No caso da Raposa Serra do Sol, a Corte também estipulou 19 condicionantes que o PL 490 contempla. Entre eles, estão pontos como a proibição da ampliação das áreas já demarcadas e a possibilidade de a União decidir sobre o uso das riquezas sempre que houver interesse público. Consta ainda que o Governo Federal pode instalar estradas, redes de comunicação e serviços de saúde e educação nas áreas demarcadas. Além disso, há a previsão de que as terras indígenas não possam ser arrendadas e a proibição da realização de negócios que restrinjam os direitos indígenas.
Como o projeto ficou parado por 16 anos, a sua retomada tem sido criticada por organizações de proteção dos direitos indígenas, enquanto parlamentares da bancada ruralista argumentam que apenas resguardam os direitos de propriedade no campo, sobretudo diante da escalada recente de invasões e outros episódios de violência. Há também a preocupação de que o desemprego no campo aumente, com postos de trabalho desaparecendo em função da possível desapropriação de terras já utilizadas para fins de cultivo.

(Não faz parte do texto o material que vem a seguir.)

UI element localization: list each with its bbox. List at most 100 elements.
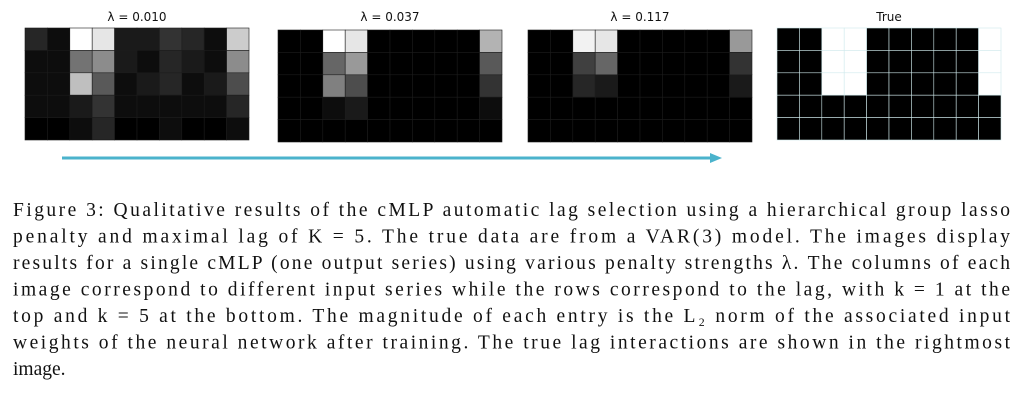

Toda essa controvérsia expõe um desafio que o Brasil não enfrenta sozinho: equilibrar tensões entre povos nativos e o restante da população, estabelecendo uma convivência pacífica e produtiva, ainda mais na nossa realidade, que demanda produção, sustentabilidade e proteção dos mais vulneráveis. As reservas indígenas já representam 14% do território brasileiro, e se somarmos as áreas de preservação ambiental, esse percentual sobe para quase 30%. A preocupação legítima em proteger e resguardar os povos indígenas não pode chegar ao ponto de prejudicá-los, privando-os de uma integração necessária com a sociedade, participando da vida nacional e até mesmo usufruindo de suas terras, que são férteis para plantio e possuem jazidas minerais valiosas.
A historiografia dita oficial sempre investiu em estereótipos negativos para os colonizadores e narrativas romantizadas sobre os povos originários, impedindo uma avaliação isenta e distante de paixões, mesmo com o passar do tempo. A preservação da memória e costumes indígenas deve passar, também, pelo reconhecimento de suas contradições e anacronismos, como acontece com todas as culturas. Isso influencia a percepção caricata que o leigo tem do indígena, como integrante de um grupo monolítico e homogêneo, quando na realidade é diversificado e plural.
A recente crise humanitária envolvendo os Yanomamis escancarou isso, pois o isolamento desses grupos dificulta o seu monitoramento e ajuda por parte dos órgãos competentes. Muitas vezes, essas entidades já sofrem com os expurgos administrativos de novos mandatários que se preocupam em demitir funcionários tidos como leais a gestões passadas, no lugar de se aproveitar dos bons quadros que já servem há bastante tempo, e possuem conhecimento prático acumulado para implementar políticas públicas contínuas que possam integrar os nativos gradualmente, fazendo chegar até eles os insumos e cuidados para prover-lhes o básico, sem afrontar suas tradições. Deixados por sua conta e risco em pontos ermos, vão abandonando hábitos antigos como a caça e a pesca porque o contato esporádico com a civilização fornece alternativas, mas uma vez que essas interações cessam, por qualquer motivo, padecem de fome e doenças facilmente tratáveis, como tuberculose.
É preciso que esse debate seja pautado pela sensatez e senso de realidade, para que os mais vulneráveis tenham pelo menos a chance de deixar essa condição precária, à espera eterna de uma tutela que talvez nem precisassem, se lhes fosse permitido usufruir dos meios para sua autonomia. Talvez até em parceria com as populações locais que, apesar das diferenças de etnia, modo de vida e cultura, também só desejam a paz.